Legs hip-width apart, glutes back, and bend at the knees – strength training fans love squats. It’s no wonder squats are super effective for your lower body. This exercise requires strength from the glutes and thighs. Therefore, the bodyweight exercise trains various muscles, including the front and rear thighs, buttocks, calves, and even the back and stomach. Another plus point: the intensity of squats can be wonderfully increased, so you can use additional weights like a barbell or increase speed by incorporating jumping jacks.
Even if the squat sounds easy enough, beginners in particular can make one mistake or another when performing it at first. Therefore, beginners should pay attention to the following tips:
Squats for beginners: 5 tips
1. Po back
One of the most common mistakes beginners tend to make early on is this: Instead of pushing their butt back nicely, many people lower their glutes toward the ground and squat down. When you squat, you should feel like you’re sitting on the edge of a chair with your butt. To do this, first bring your butt back and then lower yourself down.
2. Don’t let your knees fall inward
Another important tip to keep in mind as a beginner is the position of your knees. If your knees fall inward, you will be subject to more stress. In the long run, this can lead to pain and increase the risk of injury, especially if you also train with weights. Therefore, perform your squats in front of a mirror or use a light elastic band, which you place at the level of your thighs. By working against the pressure, you automatically push your knees out.
3. Keep your back straight
The squat is quite exhausting and requires a lot of body tension, especially in the back. Beginners may have trouble keeping the tension on their backs, especially at first. As a result, instead of keeping your back straight, you arch it slightly. Tip: hold your stomach and imagine that you are making a wooden cross; this will keep your back nice and straight. It can also help to squat in front of a mirror.

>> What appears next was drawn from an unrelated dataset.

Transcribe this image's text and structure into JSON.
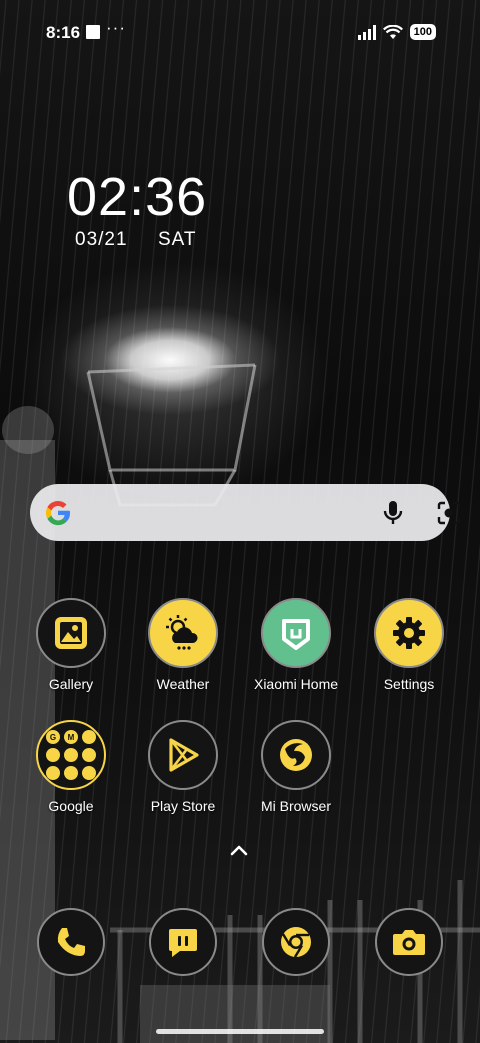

4. Heels stay on the ground
What many underestimate when it comes to squats is proper foot position. To squat properly, you need a stable base, so make sure your toes are pointing out and your heels are firmly planted on the ground. If you lift your heels while squatting, you not only lose stability, but you also put a lot of pressure on your knees.
5. Deep squat
To get the most out of squatting and use your thigh muscles effectively, you need to squat as deeply as possible. Ideally, you should drop your hips below your knees to use the full range of motion of the exercise.